No matter the power source, racing has always been about resource management. Drivers and teams select tire strategies they believe produce the fastest elapsed time and fuel conservation comes into play.

On one hand, electric racing is the same, but there is a critical difference. With the battery as both the power source and an integral part of the engine, there are multiple reasons to manage it.

In electric racing, the brain of the car is the software – and that is where James sees the greatest room for advancement.

“As we are working with our drivers and engineers – and start to look at functionality to improve our efficiency and our performance, that’s something we’ll continue to push because that development is open throughout the season,” James said. “That’s going to be our focus going forward and provides enough of a challenge for us to get our teeth into.

“What’s going to be fascinating is as Formula E continues, is to really look at which areas of development on the car are going to be the most relevant and ensuring that we can focus on those together with the manufacturers so we continue and use the series as a platform for technical development that can then feed back into the road car side of things as well.

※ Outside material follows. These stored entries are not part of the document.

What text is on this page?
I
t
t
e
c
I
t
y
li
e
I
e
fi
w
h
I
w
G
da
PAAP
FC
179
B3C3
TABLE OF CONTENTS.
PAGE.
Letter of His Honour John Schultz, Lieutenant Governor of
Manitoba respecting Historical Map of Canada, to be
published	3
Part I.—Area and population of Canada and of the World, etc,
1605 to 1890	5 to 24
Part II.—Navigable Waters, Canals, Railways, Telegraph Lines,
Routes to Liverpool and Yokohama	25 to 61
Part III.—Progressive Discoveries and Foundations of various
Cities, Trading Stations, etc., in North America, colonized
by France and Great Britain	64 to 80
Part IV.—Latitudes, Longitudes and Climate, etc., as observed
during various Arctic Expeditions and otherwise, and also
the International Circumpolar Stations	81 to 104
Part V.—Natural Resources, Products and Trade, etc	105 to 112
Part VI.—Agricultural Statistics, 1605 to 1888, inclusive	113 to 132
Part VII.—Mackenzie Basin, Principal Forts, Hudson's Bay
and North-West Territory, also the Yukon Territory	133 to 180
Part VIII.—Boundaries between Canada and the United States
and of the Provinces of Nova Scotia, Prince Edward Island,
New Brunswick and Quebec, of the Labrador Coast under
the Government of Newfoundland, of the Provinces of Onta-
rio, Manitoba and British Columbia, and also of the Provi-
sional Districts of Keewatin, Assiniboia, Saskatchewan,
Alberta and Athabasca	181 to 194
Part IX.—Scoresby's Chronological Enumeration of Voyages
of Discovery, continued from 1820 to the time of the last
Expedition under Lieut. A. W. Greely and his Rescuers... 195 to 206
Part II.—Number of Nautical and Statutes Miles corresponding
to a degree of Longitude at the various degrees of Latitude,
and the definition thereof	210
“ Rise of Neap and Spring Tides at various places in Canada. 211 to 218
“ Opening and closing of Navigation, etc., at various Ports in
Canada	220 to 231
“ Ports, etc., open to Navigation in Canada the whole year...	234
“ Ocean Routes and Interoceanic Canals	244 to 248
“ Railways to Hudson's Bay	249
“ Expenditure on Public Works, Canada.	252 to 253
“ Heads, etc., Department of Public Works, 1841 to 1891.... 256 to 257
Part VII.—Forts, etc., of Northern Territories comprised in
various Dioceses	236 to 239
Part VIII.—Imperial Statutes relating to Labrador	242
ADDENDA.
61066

“At the end of the day, that’s what motorsports always been, a very powerful tool for, and I see Formula E as no exception.”

James McLaren Formula E
Jake Hughes and Rene Rast were chosen for their ability to drive fast and execute the necessary strategy for energy management. – McLaren Racing

Selecting Rast and Hughes as McLaren’s Formula E drivers was not simply because they know how to drive fast. James believes both drivers have the mental aptitude to execute energy management strategies throughout the race and squeeze maximum performance.

“As with many other motorsports, you’ve got a certain amount of energy that you’re able to deploy during the race and the management of that energy is absolutely crucial,” James said. “What we’re seeing typically in electric motorsports now is the hardware side of things. The efficiencies that we’re seeing in the powertrain as a whole, they’re getting up to the sort of 96%, 97%, 98% efficiency, so the gains that you get through that further and further become more marginal.”

With much more room for improvement, software is a different matter. To make the best decisions, the drivers need data, and that is where James believes McLaren Formula E will make their greatest impact.

“And then you really switch that focus to the software and that’s where you’re going to see the most the most improvement and the most gains,” James continued. “It’s then using that software to ensure that you’re deploying the energy in the most efficient manner during race, and thereby giving the driver the most performance. And that’s something which is incredibly complicated, but I find it a fascinating area to work in.

“The benefit of being involved in racing is you can really push the envelope in a way that you can’t do on road cars. And I think that that’s where that value comes in. It means that you accelerate the development a lot quicker. We will get ahead of the curve – and we are getting ahead of the curve now – and that will mean that the electric motorsports remain part of the overall development process.

“The key to that is also making sure that the racing’s exciting and fun for the fans. If we can, we can tick both of those boxes, then it’s got a very bright future ahead of it.”